Le procès qui s’est déroulé en présence de nombreux observateurs d’ONG tunisiennes et étrangères et de diplomates occidentaux n’a été qu’une parodie de justice.
Actuellement emprisonné à la prison du Kef, Me Abbou partage sa cellule avec quatre prisonniers de droit commun, qui ont tenté à plusieurs reprises de l’empoisonner. Du 1er au 4 octobre, Mohammed Abbou a observé une grève de la faim pour protester contre son incarcération et surtout contre les agissements d’une dictature qui interdit toute liberté d’expression et d’information. Il s’est cousu les lèvres avec quatre agrafes. Dans une lettre adressée à ses amis et ses avocats, Mohammed Abbou expliquait son recours à ce type d’action par sa volonté d’attirer l’attention des opinions publiques nationale et internationale sur le sort d’un peuple obligé de « la fermer » pour pouvoir manger et pour éviter les représailles d’une dictature des plus dangereuses.

Mme Abbou nous a parlé avec beaucoup de pudeur, mais également de tristesse, de la détention de son mari et des conséquences pour sa famille. La prison du Kef se situe à plus de 170 km de Tunis, là ou réside la famille de Me Abbou. Compte tenu de l’état des routes, il faut une journée de voyage à Samia et à ses enfants pour s’y rendre, une fois par semaine. Quatre à dix membres des forces de sécurité sont systématiquement présents à chacune des visites. Sa famille ne peut avoir aucun contact direct et les discussions sont étroitement surveillées.

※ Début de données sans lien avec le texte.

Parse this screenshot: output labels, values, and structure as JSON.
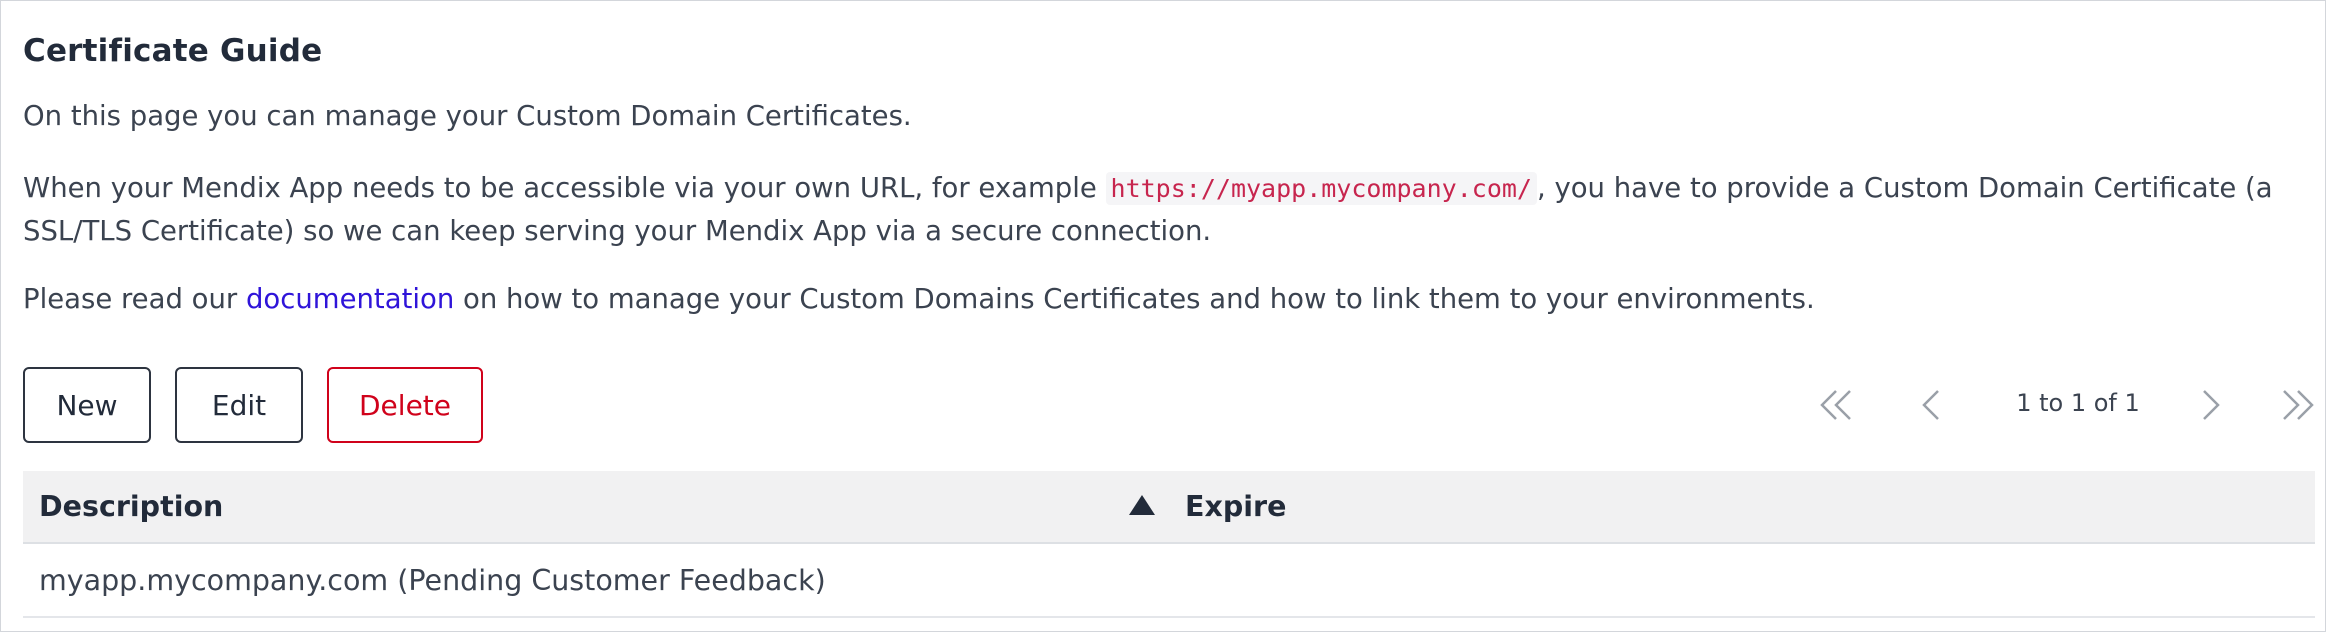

Samia a évoqué les conditions de détention particulièrement difficiles de son mari, les harcèlements et pressions quotidiens contre sa famille, les angoisses de ses enfants âgés seulement de treize, dix et neuf ans et ses craintes pour le futur. Elle souhaiterait avant tout que son mari puisse être transféré à la prison de Tunis afin de pouvoir recevoir de la visite plus régulièrement. Samia a demandé à l’ACAT, et aux 120 groupes mobilisés sur la Tunisie, de continuer et de renforcer les actions de soutien envers son mari et autres détenus tunisiens, expliquant à quel point la mobilisation de la communauté internationale était essentielle. « Continuez ce que vous faites, restez à nos côtés, soutenez nous […] », tel était le message que Samia est venue porter à l’ACAT et aux autres ONG ou réseaux soutenant son mari.